These days you need a 1080p set to see a 1080i signal without resampling.
 
what's a DLP?

and what's 1080i refer to? (that is, why not a p?)


and for more info, I'm not a gamer, but am curious about hooking to computer, maybe.

It would be mostly for dvds and a little broadcast. No cable.
 
I couldn't stand the thought of putting a plasma heater on my wall; my air conditioning runs enough here in Florida.

I got a 47" Philips LCD and have been VERY happy with it (except that the price has come down 30% since last year...)
 
I'm surprised to hear that people aren't happy with Samsung. They were the tops in the Consumer reports thingy...
 
Not gonna improve the view, the source is still interlaced. :)
I couldn't disagree more. Even broadcast 1080i is visibly far superior to 720p for example. 1080i from a source such as blu-ray or HD-DVD is difficult for most to distinguish from 1080p.
 
what's a DLP?

and what's 1080i refer to? (that is, why not a p?)
http://en.wikipedia.org/wiki/Digital_Light_Processing

1080i and 1080p are both HD video formats sized 1920 × 1080 (2.07 megapixels). Both typically refresh at 60hx but interlaced singles only refresh even or odd lines with each frame which halves the bandwidth required for transmission... just as analog TVs worked. 1080p refreshes every pixel with each frame.
 
I couldn't disagree more. Even broadcast 1080i is visibly far superior to 720p for example. 1080i from a source such as blu-ray or HD-DVD is difficult for most to distinguish from 1080p.

Of course. Compare apples and apples. 1080p would look better than 1080i, but nobody is broadcasting it. Either 1080 would look better than either 720, because there are more pixels.

...but it's not like you can tell your TV station which one to broadcast. NBC and CBS are 1080i, ABC is 720p.
 
Not gonna improve the view, the source is still interlaced. :)
I couldn't disagree more. Even broadcast 1080i is visibly far superior to 720p for example. 1080i from a source such as blu-ray or HD-DVD is difficult for most to distinguish from 1080p.

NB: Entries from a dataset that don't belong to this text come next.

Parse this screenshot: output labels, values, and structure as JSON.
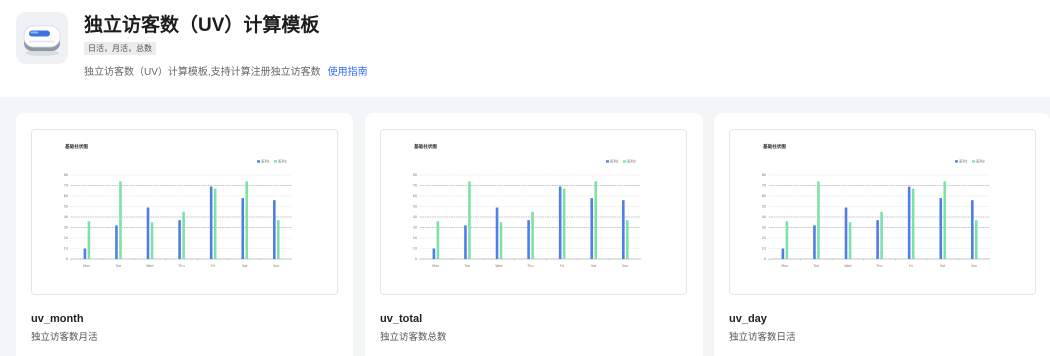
{
  "header": {
    "icon": "template-icon",
    "title": "独立访客数（UV）计算模板",
    "tag": "日活，月活，总数",
    "description": "独立访客数（UV）计算模板,支持计算注册独立访客数",
    "guide_link": "使用指南"
  },
  "colors": {
    "link": "#2f6bff",
    "series_blue": "#4f7ee8",
    "series_green": "#7ee2a8",
    "background": "#f4f5f6"
  },
  "cards": [
    {
      "name": "uv_month",
      "desc": "独立访客数月活"
    },
    {
      "name": "uv_total",
      "desc": "独立访客数总数"
    },
    {
      "name": "uv_day",
      "desc": "独立访客数日活"
    }
  ],
  "chart_data": [
    {
      "type": "bar",
      "title": "基础柱状图",
      "categories": [
        "Mon",
        "Tue",
        "Wed",
        "Thu",
        "Fri",
        "Sat",
        "Sun"
      ],
      "series": [
        {
          "name": "系列1",
          "color": "#4f7ee8",
          "values": [
            10,
            32,
            49,
            37,
            69,
            58,
            56
          ]
        },
        {
          "name": "系列2",
          "color": "#7ee2a8",
          "values": [
            36,
            74,
            35,
            45,
            67,
            74,
            37
          ]
        }
      ],
      "ylim": [
        0,
        80
      ],
      "yticks": [
        "0",
        "10",
        "20",
        "30",
        "40",
        "50",
        "60",
        "70",
        "80"
      ],
      "grid": true,
      "legend": "top-right"
    },
    {
      "type": "bar",
      "title": "基础柱状图",
      "categories": [
        "Mon",
        "Tue",
        "Wed",
        "Thu",
        "Fri",
        "Sat",
        "Sun"
      ],
      "series": [
        {
          "name": "系列1",
          "color": "#4f7ee8",
          "values": [
            10,
            32,
            49,
            37,
            69,
            58,
            56
          ]
        },
        {
          "name": "系列2",
          "color": "#7ee2a8",
          "values": [
            36,
            74,
            35,
            45,
            67,
            74,
            37
          ]
        }
      ],
      "ylim": [
        0,
        80
      ],
      "yticks": [
        "0",
        "10",
        "20",
        "30",
        "40",
        "50",
        "60",
        "70",
        "80"
      ],
      "grid": true,
      "legend": "top-right"
    },
    {
      "type": "bar",
      "title": "基础柱状图",
      "categories": [
        "Mon",
        "Tue",
        "Wed",
        "Thu",
        "Fri",
        "Sat",
        "Sun"
      ],
      "series": [
        {
          "name": "系列1",
          "color": "#4f7ee8",
          "values": [
            10,
            32,
            49,
            37,
            69,
            58,
            56
          ]
        },
        {
          "name": "系列2",
          "color": "#7ee2a8",
          "values": [
            36,
            74,
            35,
            45,
            67,
            74,
            37
          ]
        }
      ],
      "ylim": [
        0,
        80
      ],
      "yticks": [
        "0",
        "10",
        "20",
        "30",
        "40",
        "50",
        "60",
        "70",
        "80"
      ],
      "grid": true,
      "legend": "top-right"
    }
  ]
}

Difficult depends, of course, upon the eyes of the beholder. Straight 1080i (just like straight 480i) is easy to spot. Flicker, loss of brightness, are signs you're looking at an interlaced signal. Now, De-interlacing is a feature that some HD media players have, and fewer TVs can do properly. I guess my tv spoils me because it can de-interlace properly, which does away with most issues of a 1080i signal. Most.
 
I'm surprised to hear that people aren't happy with Samsung. They were the tops in the Consumer reports thingy...

??? The post referred to a service issue....

As far as I know, Samsung LCDs are some of the best looking TVs on the market for the price. They aren't cheap but you often have to pay quite a bit more for comparable performance with some other mainstream brands like Sony and Panasonic. Just from what I've read and seen in stores.
 
...but it's not like you can tell your TV station which one to broadcast. NBC and CBS are 1080i, ABC is 720p.
It's a shame too, ABC and Fox look like crap compared to the NBC and CBS over-the-air broadcasts.

@FordSVT - I would agree Samsung makes good stuff. I have one of their LCD TVs and I love it. Their newer stuff I see in stores is also quite compelling.
 
MrB, yeah but it's a tradeoff. 1080i looks better, but the 720p guys can squeeze more subchannels out of their 19 Mbit transport stream than the 1080i guys. More subchannels = more commericals!! It's all about the revenue! :rolleyes:

AG, wishing it was quality over quantity when it comes to TV programming.
 
MrB, yeah but it's a tradeoff. 1080i looks better, but the 720p guys can squeeze more subchannels out of their 19 Mbit transport stream than the 1080i guys. More subchannels = more commericals!! It's all about the revenue! :rolleyes:

AG, wishing it was quality over quantity when it comes to TV programming.

1080i does not look better. ABC Sports and ESPN Sports keeps winning awards for having the best HD Sports signal. And they are 720p!